Implementing a hospital-run Behavioral Observation Unit in our community will provide a much-needed missing element of local care for patients in acute crisis. A Behavioral Observation Unit will work intensely for 16-20 hours with patients medically cleared by the Marian Emergency Department physicians in a safe, separate location outside of the Emergency Department. One of the many positive impacts a local Behavioral Observation Unit will have is keeping our patients local. A well-run Behavioral Observation Unit will reduce the impact of the inpatient bed shortage, as anywhere from 50-75% of patients treated in a Behavioral Observation Unit will not require transfer to an inpatient bed outside of our community.
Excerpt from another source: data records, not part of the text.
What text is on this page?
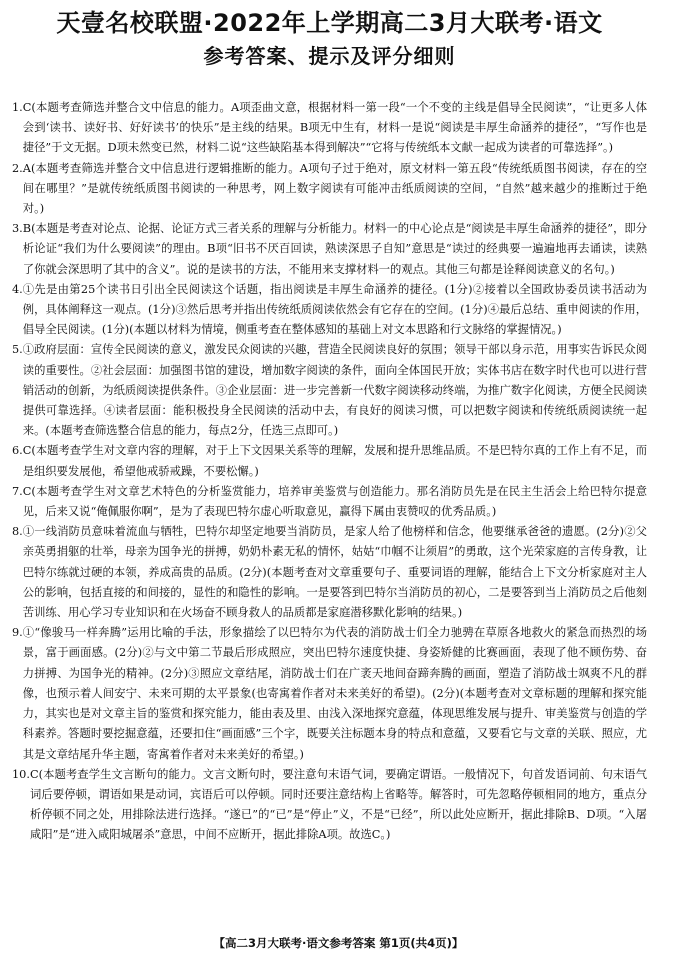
天壹名校联盟·2022年上学期高二3月大联考·语文
参考答案、提示及评分细则
1. C(本题考查筛选并整合文中信息的能力。A项歪曲文意，根据材料一第一段“一个不变的主线是倡导全民阅读”，“让更多人体会到‘读书、读好书、好好读书’的快乐”是主线的结果。B项无中生有，材料一是说“阅读是丰厚生命涵养的捷径”，“写作也是捷径”于文无据。D项未然变已然，材料二说“这些缺陷基本得到解决”“它将与传统纸本文献一起成为读者的可靠选择”。)
2. A(本题考查筛选并整合文中信息进行逻辑推断的能力。A项句子过于绝对，原文材料一第五段“传统纸质图书阅读，存在的空间在哪里？”是就传统纸质图书阅读的一种思考，网上数字阅读有可能冲击纸质阅读的空间，“自然”越来越少的推断过于绝对。)
3. B(本题是考查对论点、论据、论证方式三者关系的理解与分析能力。材料一的中心论点是“阅读是丰厚生命涵养的捷径”，即分析论证“我们为什么要阅读”的理由。B项“旧书不厌百回读，熟读深思子自知”意思是“读过的经典要一遍遍地再去诵读，读熟了你就会深思明了其中的含义”。说的是读书的方法，不能用来支撑材料一的观点。其他三句都是诠释阅读意义的名句。)
4. ①先是由第25个读书日引出全民阅读这个话题，指出阅读是丰厚生命涵养的捷径。(1分)②接着以全国政协委员读书活动为例，具体阐释这一观点。(1分)③然后思考并指出传统纸质阅读依然会有它存在的空间。(1分)④最后总结、重申阅读的作用，倡导全民阅读。(1分)(本题以材料为情境，侧重考查在整体感知的基础上对文本思路和行文脉络的掌握情况。)
5. ①政府层面：宣传全民阅读的意义，激发民众阅读的兴趣，营造全民阅读良好的氛围；领导干部以身示范，用事实告诉民众阅读的重要性。②社会层面：加强图书馆的建设，增加数字阅读的条件，面向全体国民开放；实体书店在数字时代也可以进行营销活动的创新，为纸质阅读提供条件。③企业层面：进一步完善新一代数字阅读移动终端，为推广数字化阅读，方便全民阅读提供可靠选择。④读者层面：能积极投身全民阅读的活动中去，有良好的阅读习惯，可以把数字阅读和传统纸质阅读统一起来。(本题考查筛选整合信息的能力，每点2分，任选三点即可。)
6. C(本题考查学生对文章内容的理解，对于上下文因果关系等的理解，发展和提升思维品质。不是巴特尔真的工作上有不足，而是组织要发展他，希望他戒骄戒躁，不要松懈。)
7. C(本题考查学生对文章艺术特色的分析鉴赏能力，培养审美鉴赏与创造能力。那名消防员先是在民主生活会上给巴特尔提意见，后来又说“俺佩服你啊”，是为了表现巴特尔虚心听取意见，赢得下属由衷赞叹的优秀品质。)
8. ①一线消防员意味着流血与牺牲，巴特尔却坚定地要当消防员，是家人给了他榜样和信念，他要继承爸爸的遗愿。(2分)②父亲英勇捐躯的壮举，母亲为国争光的拼搏，奶奶朴素无私的情怀，姑姑“巾帼不让须眉”的勇敢，这个光荣家庭的言传身教，让巴特尔练就过硬的本领，养成高贵的品质。(2分)(本题考查对文章重要句子、重要词语的理解，能结合上下文分析家庭对主人公的影响，包括直接的和间接的，显性的和隐性的影响。一是要答到巴特尔当消防员的初心，二是要答到当上消防员之后他刻苦训练、用心学习专业知识和在火场奋不顾身救人的品质都是家庭潜移默化影响的结果。)
9. ①“像骏马一样奔腾”运用比喻的手法，形象描绘了以巴特尔为代表的消防战士们全力驰骋在草原各地救火的紧急而热烈的场景，富于画面感。(2分)②与文中第二节最后形成照应，突出巴特尔速度快捷、身姿矫健的比赛画面，表现了他不顾伤势、奋力拼搏、为国争光的精神。(2分)③照应文章结尾，消防战士们在广袤天地间奋蹄奔腾的画面，塑造了消防战士飒爽不凡的群像，也预示着人间安宁、未来可期的太平景象(也寄寓着作者对未来美好的希望)。(2分)(本题考查对文章标题的理解和探究能力，其实也是对文章主旨的鉴赏和探究能力，能由表及里、由浅入深地探究意蕴，体现思维发展与提升、审美鉴赏与创造的学科素养。答题时要挖掘意蕴，还要扣住“画面感”三个字，既要关注标题本身的特点和意蕴，又要看它与文章的关联、照应，尤其是文章结尾升华主题，寄寓着作者对未来美好的希望。)
10. C(本题考查学生文言断句的能力。文言文断句时，要注意句末语气词，要确定谓语。一般情况下，句首发语词前、句末语气词后要停顿，谓语如果是动词，宾语后可以停顿。同时还要注意结构上省略等。解答时，可先忽略停顿相同的地方，重点分析停顿不同之处，用排除法进行选择。“遂已”的“已”是“停止”义，不是“已经”，所以此处应断开，据此排除B、D项。“入屠咸阳”是“进入咸阳城屠杀”意思，中间不应断开，据此排除A项。故选C。)
【高二3月大联考·语文参考答案 第1页(共4页)】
Although providing behavioral health services is a new funding priority for Marian, mental health is not a new need. Every year, close to one in five people suffer from an acute psychiatric illness and would benefit from treatment. With mental health needs crossing all socio-economic boundaries and the increasing prevalence of mental health disorders affecting our youth, Marian Regional Medical Center is committed to raising vital dollars to support the development of a Behavioral Observation Unit and, ultimately, the development of inpatient mental health beds.